Similarly, Nora's father caused many of her problems and, in the end, shares the blame with Torvald. Early in the play we learn that there was something suspect about Nora's father when Torvald comments that she is "just like your father - always on the look-out for all the money you can get, but the moment you have it, it seems to slip through your fingers...these things are hereditary" (Ibsen 151). Nora seems to have lived under this suspicion all of her married life as is evident at the end when Torvald lambastes her. "All your father's shiftless character has come out in you. No religion, no morality, no sense of duty...So this is what I get for condoning his fault!" (Ibsen 221). Since Nora's father did not play his role in society correctly, Nora is forever tainted in the eyes of her husband.
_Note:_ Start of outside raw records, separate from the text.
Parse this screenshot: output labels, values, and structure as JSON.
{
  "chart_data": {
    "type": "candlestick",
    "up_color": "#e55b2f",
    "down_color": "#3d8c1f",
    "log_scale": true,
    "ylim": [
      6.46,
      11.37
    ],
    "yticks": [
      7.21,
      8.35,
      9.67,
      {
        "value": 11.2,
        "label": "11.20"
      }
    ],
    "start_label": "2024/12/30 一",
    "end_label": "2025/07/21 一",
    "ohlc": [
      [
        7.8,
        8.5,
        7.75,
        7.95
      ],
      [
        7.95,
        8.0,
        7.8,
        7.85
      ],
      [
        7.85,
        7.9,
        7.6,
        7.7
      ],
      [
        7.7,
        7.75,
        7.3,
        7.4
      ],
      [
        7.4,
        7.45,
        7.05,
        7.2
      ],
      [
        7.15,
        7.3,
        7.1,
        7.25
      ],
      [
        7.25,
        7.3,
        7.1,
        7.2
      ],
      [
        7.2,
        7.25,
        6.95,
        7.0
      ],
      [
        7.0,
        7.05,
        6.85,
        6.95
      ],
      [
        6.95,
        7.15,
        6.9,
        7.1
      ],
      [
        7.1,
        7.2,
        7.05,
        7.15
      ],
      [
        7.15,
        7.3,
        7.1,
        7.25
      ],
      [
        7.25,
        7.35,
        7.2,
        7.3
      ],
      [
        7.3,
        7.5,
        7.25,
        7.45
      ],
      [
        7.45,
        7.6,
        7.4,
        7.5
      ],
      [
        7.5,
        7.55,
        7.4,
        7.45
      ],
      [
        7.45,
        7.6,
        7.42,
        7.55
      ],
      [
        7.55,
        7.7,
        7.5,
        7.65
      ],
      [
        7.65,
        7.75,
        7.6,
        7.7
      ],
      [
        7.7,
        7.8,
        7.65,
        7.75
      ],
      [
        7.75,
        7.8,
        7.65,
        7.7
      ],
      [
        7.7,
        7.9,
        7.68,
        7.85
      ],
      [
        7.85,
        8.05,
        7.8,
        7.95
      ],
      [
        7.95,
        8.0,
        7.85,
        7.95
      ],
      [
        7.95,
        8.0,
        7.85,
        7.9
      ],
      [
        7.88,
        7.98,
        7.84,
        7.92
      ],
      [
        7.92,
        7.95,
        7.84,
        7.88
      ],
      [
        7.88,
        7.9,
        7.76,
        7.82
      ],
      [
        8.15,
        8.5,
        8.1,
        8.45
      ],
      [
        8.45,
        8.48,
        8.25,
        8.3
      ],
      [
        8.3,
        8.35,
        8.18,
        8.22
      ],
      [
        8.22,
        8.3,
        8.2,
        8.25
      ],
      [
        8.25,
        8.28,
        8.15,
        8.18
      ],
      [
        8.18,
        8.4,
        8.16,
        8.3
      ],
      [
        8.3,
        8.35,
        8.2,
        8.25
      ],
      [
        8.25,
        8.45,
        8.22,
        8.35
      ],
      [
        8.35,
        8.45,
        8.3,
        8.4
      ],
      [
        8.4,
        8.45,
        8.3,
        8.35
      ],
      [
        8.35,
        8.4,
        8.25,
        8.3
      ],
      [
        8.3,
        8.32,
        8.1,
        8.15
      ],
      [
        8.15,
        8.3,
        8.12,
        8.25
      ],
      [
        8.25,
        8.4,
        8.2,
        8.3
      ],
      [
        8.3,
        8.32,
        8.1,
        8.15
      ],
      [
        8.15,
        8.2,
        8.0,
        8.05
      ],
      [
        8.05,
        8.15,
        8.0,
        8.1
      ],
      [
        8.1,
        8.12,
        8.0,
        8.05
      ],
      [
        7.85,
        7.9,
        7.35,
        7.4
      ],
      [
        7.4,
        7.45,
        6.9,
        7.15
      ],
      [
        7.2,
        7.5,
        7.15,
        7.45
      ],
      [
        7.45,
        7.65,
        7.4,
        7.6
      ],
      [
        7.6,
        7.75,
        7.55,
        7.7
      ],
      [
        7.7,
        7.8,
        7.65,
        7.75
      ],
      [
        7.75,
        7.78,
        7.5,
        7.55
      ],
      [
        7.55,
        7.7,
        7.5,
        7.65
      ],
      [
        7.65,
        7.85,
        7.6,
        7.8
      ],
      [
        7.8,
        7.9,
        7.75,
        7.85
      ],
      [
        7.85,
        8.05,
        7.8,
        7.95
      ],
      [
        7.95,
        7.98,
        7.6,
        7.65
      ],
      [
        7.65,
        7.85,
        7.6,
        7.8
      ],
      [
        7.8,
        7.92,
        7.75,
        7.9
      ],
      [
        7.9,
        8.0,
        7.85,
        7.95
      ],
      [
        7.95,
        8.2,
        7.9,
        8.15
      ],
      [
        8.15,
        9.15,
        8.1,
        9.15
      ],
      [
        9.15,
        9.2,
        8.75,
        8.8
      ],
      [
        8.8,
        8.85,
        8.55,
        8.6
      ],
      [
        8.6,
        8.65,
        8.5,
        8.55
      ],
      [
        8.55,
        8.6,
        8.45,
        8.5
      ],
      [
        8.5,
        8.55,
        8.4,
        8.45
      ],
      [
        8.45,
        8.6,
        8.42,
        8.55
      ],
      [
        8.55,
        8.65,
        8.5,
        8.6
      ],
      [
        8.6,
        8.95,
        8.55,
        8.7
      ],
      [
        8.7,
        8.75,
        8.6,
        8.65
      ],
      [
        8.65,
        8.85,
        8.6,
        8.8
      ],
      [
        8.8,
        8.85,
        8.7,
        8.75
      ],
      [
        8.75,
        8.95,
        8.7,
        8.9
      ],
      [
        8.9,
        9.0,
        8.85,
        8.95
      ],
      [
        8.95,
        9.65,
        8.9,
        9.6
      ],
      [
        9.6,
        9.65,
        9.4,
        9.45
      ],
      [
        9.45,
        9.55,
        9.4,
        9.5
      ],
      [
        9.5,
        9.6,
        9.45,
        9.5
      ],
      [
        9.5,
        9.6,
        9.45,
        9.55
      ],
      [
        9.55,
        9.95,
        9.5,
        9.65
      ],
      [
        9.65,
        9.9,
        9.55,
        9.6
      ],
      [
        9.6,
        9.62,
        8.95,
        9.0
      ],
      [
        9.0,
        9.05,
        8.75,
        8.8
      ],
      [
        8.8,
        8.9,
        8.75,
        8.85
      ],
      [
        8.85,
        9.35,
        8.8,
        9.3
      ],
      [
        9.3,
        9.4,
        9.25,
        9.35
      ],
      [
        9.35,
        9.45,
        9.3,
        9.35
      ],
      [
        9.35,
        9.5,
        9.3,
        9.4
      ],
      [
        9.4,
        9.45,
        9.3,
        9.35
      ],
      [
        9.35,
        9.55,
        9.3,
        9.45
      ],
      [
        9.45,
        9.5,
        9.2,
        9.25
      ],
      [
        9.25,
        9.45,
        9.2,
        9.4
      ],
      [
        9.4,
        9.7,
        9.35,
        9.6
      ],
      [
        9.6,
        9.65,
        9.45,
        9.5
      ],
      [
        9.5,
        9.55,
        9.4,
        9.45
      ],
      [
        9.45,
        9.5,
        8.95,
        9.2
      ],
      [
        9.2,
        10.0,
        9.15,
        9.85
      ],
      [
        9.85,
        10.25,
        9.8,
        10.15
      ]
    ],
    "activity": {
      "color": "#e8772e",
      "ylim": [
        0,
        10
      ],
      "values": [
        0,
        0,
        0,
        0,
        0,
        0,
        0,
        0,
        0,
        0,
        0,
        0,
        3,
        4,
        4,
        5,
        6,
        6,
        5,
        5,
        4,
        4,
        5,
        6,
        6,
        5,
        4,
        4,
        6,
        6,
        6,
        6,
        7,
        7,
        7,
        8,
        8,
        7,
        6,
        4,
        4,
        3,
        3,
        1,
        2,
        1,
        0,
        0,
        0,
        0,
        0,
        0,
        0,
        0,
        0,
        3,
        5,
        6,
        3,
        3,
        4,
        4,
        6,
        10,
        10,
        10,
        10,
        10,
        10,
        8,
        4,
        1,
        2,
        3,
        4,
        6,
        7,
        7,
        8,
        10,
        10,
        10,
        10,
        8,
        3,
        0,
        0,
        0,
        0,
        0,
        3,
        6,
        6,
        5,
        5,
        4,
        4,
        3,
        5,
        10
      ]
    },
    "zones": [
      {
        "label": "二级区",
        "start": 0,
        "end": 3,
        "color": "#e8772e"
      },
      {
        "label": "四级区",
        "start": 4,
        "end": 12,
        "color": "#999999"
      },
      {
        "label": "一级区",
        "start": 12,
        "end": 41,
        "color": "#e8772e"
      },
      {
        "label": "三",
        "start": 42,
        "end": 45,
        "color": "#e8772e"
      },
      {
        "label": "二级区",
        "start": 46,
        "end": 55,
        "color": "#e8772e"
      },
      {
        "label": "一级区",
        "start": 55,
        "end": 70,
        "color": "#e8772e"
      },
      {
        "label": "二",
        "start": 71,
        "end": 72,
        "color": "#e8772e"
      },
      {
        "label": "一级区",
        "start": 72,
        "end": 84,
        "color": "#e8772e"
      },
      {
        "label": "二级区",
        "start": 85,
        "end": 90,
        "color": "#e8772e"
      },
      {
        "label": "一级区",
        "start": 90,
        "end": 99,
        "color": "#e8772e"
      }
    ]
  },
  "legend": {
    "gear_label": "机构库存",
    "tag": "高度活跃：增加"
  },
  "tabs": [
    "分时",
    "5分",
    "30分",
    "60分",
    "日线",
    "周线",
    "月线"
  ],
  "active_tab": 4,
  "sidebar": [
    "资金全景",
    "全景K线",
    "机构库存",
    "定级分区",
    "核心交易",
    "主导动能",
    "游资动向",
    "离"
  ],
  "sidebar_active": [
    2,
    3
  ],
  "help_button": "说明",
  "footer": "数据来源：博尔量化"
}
Torvald has a great love for the roles of society. For him this society is the great middle-class. In his assessment of a Doll's House, Ian Johnston states that "Ibsen's portrayal of that society emphasizes how middle-class life here is limiting, brutal and unforgiving." No one represents the constraints of the middle-class as well as Torvald who is completely governed and driven by the expectations of his society. He must give the impression of respectability in both his public and private lives. Consequently, he has worked hard not to notice any inadequacies in his wife until the moment when he can no longer ignore it. His immediate response to the problem is to maintain the facade of what their life has been so that he does not lose respect or position in the society. "Well, that's all over - it must be; from now on, there'll be no question of happiness, but only the saving the ruin of it - the fragments" (Ibsen 222). When Torvald learns that he really is saved by Krogstad's second letter, he declares, "I'm saved!" (Ibsen 222).